Mun, H.; Leamy, M.; Kaushik, A.; Kieslich, C.; Douglas-Green, S. A.

2026-05-12 bioinformatics
10.64898/2026.05.08.723620 bioRxiv
Show abstract

When nanoparticles are exposed to biological fluids, they spontaneously adsorb proteins, forming a protein corona that defines their biological identity and dictates cellular uptake, biodistribution, and toxicity. Characterizing protein coronas includes using proteomics approaches (e.g., LC-MS/MS) to identify proteins and generate vast lists of adsorbed proteins, often visualized via complex heatmaps. While heatmaps display data they do not offer heuristic guide, leaving the driving mechanisms of adsorption unknown.
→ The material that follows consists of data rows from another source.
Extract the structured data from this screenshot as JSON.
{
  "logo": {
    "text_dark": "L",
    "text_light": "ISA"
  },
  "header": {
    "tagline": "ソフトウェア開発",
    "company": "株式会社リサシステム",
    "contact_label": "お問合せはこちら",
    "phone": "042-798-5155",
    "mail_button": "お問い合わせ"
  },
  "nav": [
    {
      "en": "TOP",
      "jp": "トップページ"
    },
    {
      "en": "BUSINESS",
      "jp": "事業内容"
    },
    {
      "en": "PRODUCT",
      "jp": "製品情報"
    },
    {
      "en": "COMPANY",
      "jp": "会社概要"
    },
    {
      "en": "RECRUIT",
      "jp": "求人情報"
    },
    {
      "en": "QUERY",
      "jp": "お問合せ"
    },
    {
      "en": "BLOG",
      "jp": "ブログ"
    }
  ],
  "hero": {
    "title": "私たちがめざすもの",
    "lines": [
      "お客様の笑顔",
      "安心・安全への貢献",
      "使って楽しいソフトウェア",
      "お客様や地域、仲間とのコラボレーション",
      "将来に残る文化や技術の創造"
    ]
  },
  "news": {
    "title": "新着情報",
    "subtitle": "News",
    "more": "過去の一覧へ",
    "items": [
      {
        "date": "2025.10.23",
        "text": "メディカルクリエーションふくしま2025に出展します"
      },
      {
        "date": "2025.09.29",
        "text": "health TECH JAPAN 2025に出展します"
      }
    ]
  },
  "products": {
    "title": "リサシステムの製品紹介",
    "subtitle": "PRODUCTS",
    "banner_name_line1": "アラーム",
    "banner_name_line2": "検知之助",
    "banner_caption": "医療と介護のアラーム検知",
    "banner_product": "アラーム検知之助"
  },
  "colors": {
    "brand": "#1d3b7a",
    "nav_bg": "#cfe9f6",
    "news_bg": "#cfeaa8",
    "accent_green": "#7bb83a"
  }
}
Moreover, interpretation of protein corona proteomics data remains limited by fragmented workflows, inconsistent preprocessing, and visual outputs that are often descriptive rather than readily interpretable. These conventional methods identify adsorbed proteins but fail to explain why specific proteins are selected or how they influence the particles biological fate. Here, we developed ProCAST (Protein Corona Analysis and Statistical Tool), an R-based framework for protein corona proteomics that integrates proteomics data, nanoparticle metadata, protein annotations, and multi-level visualization within a single analytical workflow. ProCAST facilitates abundant protein clustering based on sample conditions, sequence descriptors, property or protein correlations, and gene ontology-based functional visualization. It also distinguishes abundant proteins from frequent proteins, providing distinct layers of information from the same dataset. ProCAST was used to re-analyze previously published PAMAM G4 dendrimer-FBS datasets, demonstrating that ProCAST reproduces descriptor-level visualizations and offers new insights through clearer comparisons of functional patterns and hypothesis generation from dominant corona proteins. By organizing results as complementary views of the same dataset, ProCAST facilitates the shift of protein corona analysis from descriptive outputs toward structured, comparative, and experimentally testable interpretations.